Agradecido pero un tanto inconforme, me despedí y salí de su vista. En ese instante una voz de las también, aparentemente veteranas, cocineras anunciaba así mi, próximo a consumir, ligero festín: 

– Chorizo en salsa con arroz blanco y sin aguacate.  

– Aquí-dije al bajar de vuelta al piso de baldosas rojas y llegar al mostrador 

– Ahí están los cubiertos. Puede tomar unos limones para su chorizo al lado-dijo la mujer morena vestida con negra y desgastada red de cocina en el cabello y chaqueta. 
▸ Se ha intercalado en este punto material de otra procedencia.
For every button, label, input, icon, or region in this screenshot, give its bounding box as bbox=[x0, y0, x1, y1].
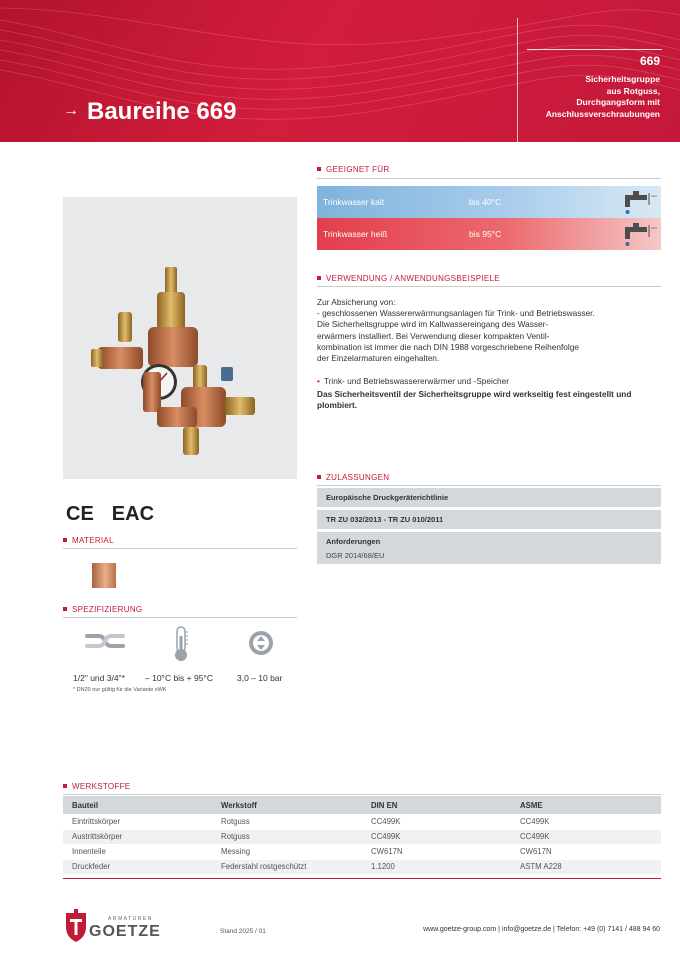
approval-title: Anforderungen bbox=[326, 537, 381, 546]
thermometer-icon bbox=[172, 626, 190, 662]
usage-bullet bbox=[317, 376, 509, 386]
material-swatch-bronze bbox=[92, 563, 116, 588]
spec-pressure-range: 3,0 – 10 bar bbox=[237, 673, 283, 683]
section-heading-material: MATERIAL bbox=[63, 536, 114, 545]
column-header: DIN EN bbox=[362, 796, 511, 814]
approval-title: TR ZU 032/2013 - TR ZU 010/2011 bbox=[326, 515, 444, 524]
arrow-right-icon: → bbox=[63, 102, 79, 119]
table-row bbox=[63, 814, 661, 829]
product-description-line: Anschlussverschraubungen bbox=[545, 108, 660, 119]
series-number: 669 bbox=[639, 54, 660, 68]
section-divider bbox=[63, 548, 297, 549]
footer-contact[interactable]: www.goetze-group.com | info@goetze.de | Telefon: +49 (0) 7141 / 488 94 60 bbox=[423, 926, 660, 933]
approval-row bbox=[317, 510, 661, 529]
table-row bbox=[63, 844, 661, 859]
column-header: Werkstoff bbox=[212, 796, 362, 814]
approval-row bbox=[317, 488, 661, 507]
page-title bbox=[63, 98, 236, 126]
logo-subtitle: ARMATUREN bbox=[108, 916, 153, 922]
spec-connection-size: 1/2" und 3/4"* bbox=[73, 673, 125, 683]
connection-size-icon bbox=[85, 630, 125, 652]
table-cell: Druckfeder bbox=[63, 859, 212, 874]
table-cell: Innenteile bbox=[63, 844, 212, 859]
usage-text-line: Zur Absicherung von: bbox=[317, 297, 396, 307]
usage-text-line: der Einzelarmaturen eingehalten. bbox=[317, 353, 440, 364]
certification-marks bbox=[66, 503, 172, 526]
section-divider bbox=[63, 617, 297, 618]
table-cell: CW617N bbox=[362, 844, 511, 859]
product-description bbox=[510, 74, 660, 120]
usage-text-line: kombination ist immer die nach DIN 1988 vorgeschriebene Reihenfolge bbox=[317, 341, 579, 352]
medium-temperature: bis 40°C bbox=[469, 197, 502, 207]
usage-text-line: - geschlossenen Wassererwärmungsanlagen für Trink- und Betriebswasser. bbox=[317, 308, 595, 319]
product-description-line: Durchgangsform mit bbox=[576, 97, 660, 107]
pressure-gauge-icon bbox=[248, 630, 274, 656]
column-header: Bauteil bbox=[63, 796, 212, 814]
table-row bbox=[63, 829, 661, 844]
column-header: ASME bbox=[511, 796, 661, 814]
approval-row bbox=[317, 532, 661, 564]
medium-row-cold bbox=[317, 186, 661, 218]
table-cell: CC499K bbox=[511, 814, 661, 829]
logo-brand: GOETZE bbox=[89, 923, 161, 940]
table-header-row bbox=[63, 796, 661, 814]
usage-bullet-text: Trink- und Betriebswassererwärmer und -Speicher bbox=[323, 376, 509, 386]
goetze-shield-icon bbox=[65, 909, 87, 943]
approval-subtitle: DGR 2014/68/EU bbox=[326, 551, 385, 560]
product-description-line: Sicherheitsgruppe bbox=[585, 74, 660, 84]
section-divider bbox=[317, 286, 661, 287]
safety-group-valve-image bbox=[63, 197, 297, 479]
table-cell: CC499K bbox=[511, 829, 661, 844]
medium-label: Trinkwasser heiß bbox=[323, 229, 388, 239]
table-row bbox=[63, 859, 661, 874]
section-heading-specification: SPEZIFIZIERUNG bbox=[63, 605, 142, 614]
table-cell: Rotguss bbox=[212, 829, 362, 844]
eac-mark-icon: EAC bbox=[111, 503, 155, 525]
usage-text-line: erwärmers installiert. Bei Verwendung dieser kompakten Ventil- bbox=[317, 330, 550, 341]
company-logo[interactable] bbox=[65, 909, 161, 945]
header-banner bbox=[0, 0, 680, 142]
table-cell: Federstahl rostgeschützt bbox=[212, 859, 362, 874]
table-cell: CC499K bbox=[362, 829, 511, 844]
table-cell: CC499K bbox=[362, 814, 511, 829]
table-cell: CW617N bbox=[511, 844, 661, 859]
usage-bold-note: Das Sicherheitsventil der Sicherheitsgruppe wird werkseitig fest eingestellt und plombiert. bbox=[317, 389, 632, 411]
table-cell: Eintrittskörper bbox=[63, 814, 212, 829]
bullet-icon: • bbox=[317, 376, 320, 386]
medium-label: Trinkwasser kalt bbox=[323, 197, 385, 207]
page-title-text: Baureihe 669 bbox=[87, 98, 237, 125]
medium-row-hot bbox=[317, 218, 661, 250]
section-heading-usage: VERWENDUNG / ANWENDUNGSBEISPIELE bbox=[317, 274, 500, 283]
hot-water-tap-icon bbox=[621, 220, 659, 248]
medium-temperature: bis 95°C bbox=[469, 229, 502, 239]
header-divider-horizontal bbox=[527, 49, 662, 50]
product-photo bbox=[63, 197, 297, 479]
materials-table bbox=[63, 796, 661, 875]
table-cell: Messing bbox=[212, 844, 362, 859]
section-heading-suitable-for: GEEIGNET FÜR bbox=[317, 165, 389, 174]
section-heading-approvals: ZULASSUNGEN bbox=[317, 473, 389, 482]
section-divider bbox=[317, 178, 661, 179]
table-cell: 1.1200 bbox=[362, 859, 511, 874]
cold-water-tap-icon bbox=[621, 188, 659, 216]
usage-text-line: Die Sicherheitsgruppe wird im Kaltwassereingang des Wasser- bbox=[317, 319, 549, 330]
spec-footnote: * DN20 nur gültig für die Variante xWK bbox=[73, 687, 167, 693]
approval-title: Europäische Druckgeräterichtlinie bbox=[326, 493, 449, 502]
table-cell: Rotguss bbox=[212, 814, 362, 829]
section-heading-materials: WERKSTOFFE bbox=[63, 782, 130, 791]
table-cell: Austrittskörper bbox=[63, 829, 212, 844]
document-date: Stand 2025 / 01 bbox=[220, 928, 266, 935]
ce-mark-icon: CE bbox=[66, 503, 94, 525]
section-divider bbox=[63, 794, 661, 795]
spec-temperature-range: – 10°C bis + 95°C bbox=[145, 673, 213, 683]
section-divider bbox=[317, 485, 661, 486]
usage-description bbox=[317, 297, 663, 364]
table-cell: ASTM A228 bbox=[511, 859, 661, 874]
product-description-line: aus Rotguss, bbox=[606, 85, 660, 96]
table-bottom-rule bbox=[63, 878, 661, 879]
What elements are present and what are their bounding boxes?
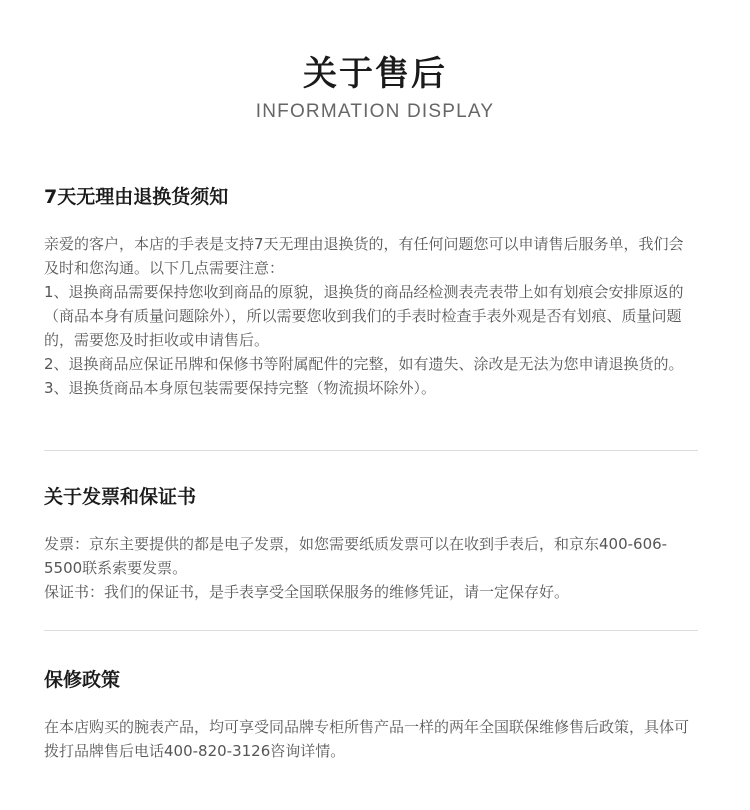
- warranty-policy-section: [44, 667, 698, 763]
- paragraph: 保证书：我们的保证书，是手表享受全国联保服务的维修凭证，请一定保存好。: [44, 583, 570, 601]
- paragraph: 发票：京东主要提供的都是电子发票，如您需要纸质发票可以在收到手表后，和京东400-606-5500联系索要发票。: [44, 535, 668, 577]
- section-divider: [44, 630, 698, 631]
- section-title: 7天无理由退换货须知: [44, 186, 229, 208]
- paragraph: 2、退换商品应保证吊牌和保修书等附属配件的完整，如有遗失、涂改是无法为您申请退换货的。: [44, 355, 684, 373]
- page-header: [0, 52, 750, 124]
- page-subtitle: INFORMATION DISPLAY: [255, 101, 495, 122]
- return-policy-section: [44, 184, 698, 400]
- paragraph: 3、退换货商品本身原包装需要保持完整（物流损坏除外）。: [44, 379, 437, 397]
- section-title: 关于发票和保证书: [44, 486, 197, 508]
- section-body: [44, 532, 698, 604]
- paragraph: 在本店购买的腕表产品，均可享受同品牌专柜所售产品一样的两年全国联保维修售后政策，具体可拨打品牌售后电话400-820-3126咨询详情。: [44, 718, 690, 760]
- paragraph: 1、退换商品需要保持您收到商品的原貌，退换货的商品经检测表壳表带上如有划痕会安排原返的（商品本身有质量问题除外），所以需要您收到我们的手表时检查手表外观是否有划痕、质量问题的，需要您及时拒收或申请售后。: [44, 283, 684, 349]
- page-title: 关于售后: [303, 54, 447, 94]
- section-divider: [44, 450, 698, 451]
- invoice-warranty-section: [44, 484, 698, 604]
- paragraph: 亲爱的客户，本店的手表是支持7天无理由退换货的，有任何问题您可以申请售后服务单，我们会及时和您沟通。以下几点需要注意：: [44, 235, 684, 277]
- section-body: [44, 232, 698, 400]
- section-body: [44, 715, 698, 763]
- section-title: 保修政策: [44, 669, 121, 691]
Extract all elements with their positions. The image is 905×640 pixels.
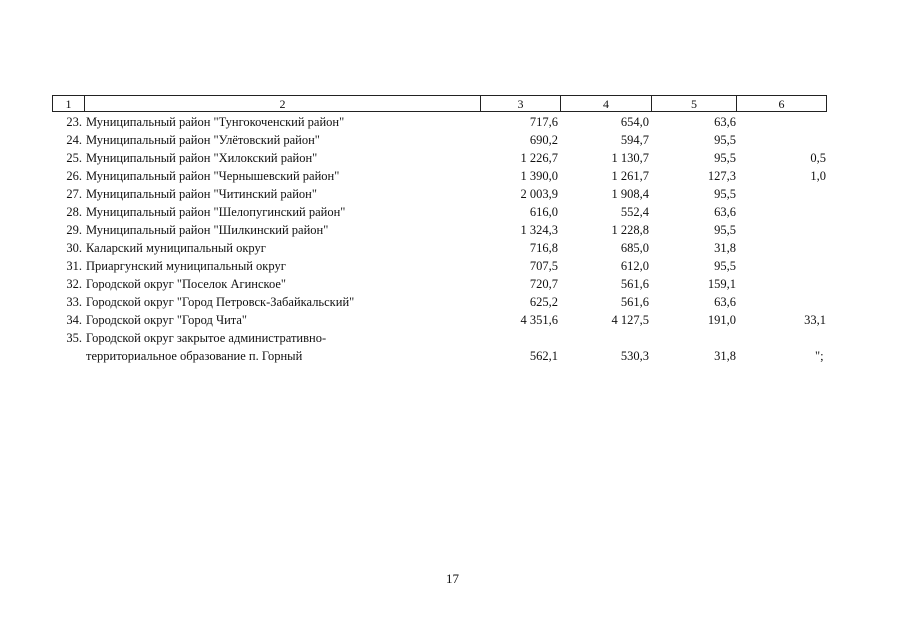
table-row [52, 167, 852, 185]
row-name: Городской округ "Поселок Агинское" [86, 277, 287, 291]
row-number: 34. [66, 313, 82, 327]
header-col-3: 3 [480, 95, 560, 112]
row-col-4: 1 908,4 [611, 187, 649, 201]
row-col-6: 1,0 [810, 169, 826, 183]
row-name: Муниципальный район "Чернышевский район" [86, 169, 340, 183]
row-name: Каларский муниципальный округ [86, 241, 266, 255]
page-number: 17 [446, 571, 459, 586]
header-col-6: 6 [736, 95, 827, 112]
row-number: 25. [66, 151, 82, 165]
row-col-3: 690,2 [529, 133, 558, 147]
row-col-5: 95,5 [714, 187, 736, 201]
row-col-3: 625,2 [529, 295, 558, 309]
row-name: Муниципальный район "Шелопугинский район" [86, 205, 346, 219]
row-number: 32. [66, 277, 82, 291]
row-name-line-1: Городской округ закрытое административно- [86, 331, 327, 345]
table-row [52, 275, 852, 293]
table-row [52, 221, 852, 239]
row-col-6: 0,5 [810, 151, 826, 165]
row-name: Муниципальный район "Шилкинский район" [86, 223, 329, 237]
row-name: Муниципальный район "Тунгокоченский район" [86, 115, 345, 129]
table-row [52, 203, 852, 221]
row-col-5: 31,8 [714, 349, 736, 363]
header-col-1: 1 [52, 95, 84, 112]
row-col-4: 561,6 [620, 295, 649, 309]
table-row [52, 113, 852, 131]
table-row [52, 293, 852, 311]
header-col-2: 2 [84, 95, 480, 112]
row-col-4: 612,0 [620, 259, 649, 273]
row-col-5: 95,5 [714, 151, 736, 165]
row-name-line-2: территориальное образование п. Горный [86, 349, 303, 363]
table-row [52, 257, 852, 275]
row-number: 28. [66, 205, 82, 219]
row-col-5: 127,3 [707, 169, 736, 183]
row-col-5: 63,6 [714, 115, 736, 129]
row-col-4: 654,0 [620, 115, 649, 129]
row-col-3: 616,0 [529, 205, 558, 219]
row-number: 27. [66, 187, 82, 201]
row-number: 33. [66, 295, 82, 309]
table-row [52, 149, 852, 167]
row-col-3: 720,7 [529, 277, 558, 291]
table-body [52, 113, 852, 365]
row-col-5: 63,6 [714, 205, 736, 219]
row-number: 29. [66, 223, 82, 237]
header-col-5: 5 [651, 95, 736, 112]
row-col-3: 562,1 [529, 349, 558, 363]
row-col-5: 95,5 [714, 259, 736, 273]
closing-quote-mark: "; [815, 349, 824, 363]
row-name: Муниципальный район "Хилокский район" [86, 151, 318, 165]
row-col-4: 1 228,8 [611, 223, 649, 237]
table-row [52, 185, 852, 203]
row-col-4: 4 127,5 [611, 313, 649, 327]
row-col-4: 1 261,7 [611, 169, 649, 183]
row-number: 26. [66, 169, 82, 183]
row-col-4: 552,4 [620, 205, 649, 219]
row-number: 35. [66, 331, 82, 345]
row-col-3: 2 003,9 [520, 187, 558, 201]
row-col-3: 716,8 [529, 241, 558, 255]
row-col-4: 1 130,7 [611, 151, 649, 165]
row-col-5: 31,8 [714, 241, 736, 255]
table-row [52, 131, 852, 149]
row-col-5: 95,5 [714, 223, 736, 237]
row-col-5: 95,5 [714, 133, 736, 147]
table-row [52, 311, 852, 329]
row-col-3: 717,6 [529, 115, 558, 129]
row-name: Приаргунский муниципальный округ [86, 259, 286, 273]
row-col-3: 1 324,3 [520, 223, 558, 237]
row-name: Городской округ "Город Чита" [86, 313, 248, 327]
row-col-5: 191,0 [707, 313, 736, 327]
row-number: 23. [66, 115, 82, 129]
table-row [52, 329, 852, 365]
row-col-4: 685,0 [620, 241, 649, 255]
table-row [52, 239, 852, 257]
row-number: 31. [66, 259, 82, 273]
row-col-3: 1 226,7 [520, 151, 558, 165]
row-number: 30. [66, 241, 82, 255]
table-header-row [52, 95, 827, 112]
row-number: 24. [66, 133, 82, 147]
row-col-3: 4 351,6 [520, 313, 558, 327]
row-col-5: 159,1 [707, 277, 736, 291]
row-col-5: 63,6 [714, 295, 736, 309]
header-col-4: 4 [560, 95, 651, 112]
row-col-4: 530,3 [620, 349, 649, 363]
row-col-4: 594,7 [620, 133, 649, 147]
row-name [86, 329, 481, 365]
row-name: Городской округ "Город Петровск-Забайкальский" [86, 295, 355, 309]
row-col-4: 561,6 [620, 277, 649, 291]
row-name: Муниципальный район "Читинский район" [86, 187, 317, 201]
row-col-6: 33,1 [804, 313, 826, 327]
row-col-3: 1 390,0 [520, 169, 558, 183]
row-col-3: 707,5 [529, 259, 558, 273]
row-name: Муниципальный район "Улётовский район" [86, 133, 320, 147]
Al lado humeaba el asador con forma de chimenea propia de una clásica serie de televisión norteamericana. Lo controla un joven ágil, delgado pero musculoso en los brazos. Al instante inmediato explotan consecutivamente olores a fuertes carnes con sus costras de adobo hecho a base de finas hierbas remojadas en un menjurje marrón y rojizo de aceites, perejil y achiote, era una simulación adaptada a los caminos del Andes colombiano del chimichurri. Con esta esencia magistral agarre mi plato, me senté y realice ingesta de ese fuerte y acido sabor a hogao con limón que arropaba al chorizo previa a mi regreso a la gran maquina viajera.  

Aun invadía la duda sobre si este sitio era el común para los choferes para hacer paradas, ya fuera por acuerdos y ordenes de las empresas o no. Quería saber si en cada travesía por la suave, y compuesta por la falta de cumbres que ascender, ruta I-50 que atraviesa las tierras calientes del interior de la patria, era una norma llegar a este lugar.  

Al concluir y levantarme en dirección al bus con librea rojiblanca y azul, y una gaviota abstracta por logotipo, sin ya chances de responder esa curiosa y fugaz interrogante, pero complacido por el encanto del lugar y sus servicios colmados de deleite y amor, J.V. se dirige a los sanitarios, perpetrando una espera equivalente a la de una consulta en el sistema de salud local. Ahí divise que la mayoría de los gigantes vehículos para viajar por tierra habían partido, y solo quedaba el nuestro esperando para lanzarse de vuelta a la trajinada travesía con dirección a nuestro caluroso hogar costeño. 

En ese instante inmediato, buscando hablar con un chofer para saber de forma oficial, tal vez corriendo la posibilidad de estar entrometiéndome en un posible protocolo o información empresarial, no tan confidencial como archivos de atemorizantes agencias gubernamentales, pero igual guardada con furia estricta por propietarios de transportadoras, aparece ante mis ojos un chofer de mi propio bus al que no había captado durante las horas que precedieron a esta parada. 

Él era sorpresiva y colosalmente parecido al Watson del Sherlock de Cumberbatch, pero de una altura reducida que casi no pasa de mi cuello, orejas pegadas y con la piel de color café claro. Le dije las mismas preguntas, pero esta vez teniendo de enemigo su tiempo y el afán que había con el vecino regreso a la marcha por la carretera, solo alcanzo a decirme: 

– Este sitio es maravilloso, siempre venimos aquí. Ya es normal parar por acá cuando vamos por esta ruta. 

– ¿Por qué les gusta tanto? 

– Por la atención y demás cosas, es un sitio cómodo y relajante. 

– ¿Sabe si es algo oficial de las empresas? ¿Tiene algún acuerdo con el lugar? 

– Parece, pero no sabría decirte mucho, y no tengo tiempo igualmente. Tengo que irme a descansar para manejar en la mañana, cuando pasemos por el Cesar. 

Y justo después de expresar su necesitada intención, se subió a la máquina, ejecutando su siesta busetera que tiene de camas el ultimo par de sillas del bus. En ese mismo momento recibo el llamado de J.V. para replicar su acción y subirnos con tal de esperar la vuelta a la marcha y con ella una docena de horas adicionales en dirección a la ciudad donde el rio desemboca en el Caribe. Ahí observo con alargada distancia, como si mis ojos fueran un binocular, aquel kiosco azabache una última vez.

A mi especulación deje el por qué de las comunes y tal vez oficiales paradas ahí. Mientras que sonando Te Necesito de Los Tupamaros, tanto afuera en una cantina al frente del parador como en el reproductor de mi teléfono, me despido de aquel placentero pedazo de recarga efímera y comodidad, manifestadas en un parador que se mantiene siempre con la alegre espera de cada habitante de los buses durante su travesía en la carretera, si su ruta resulta ser la que, con suerte celestial, pasa por Puerto Boyacá.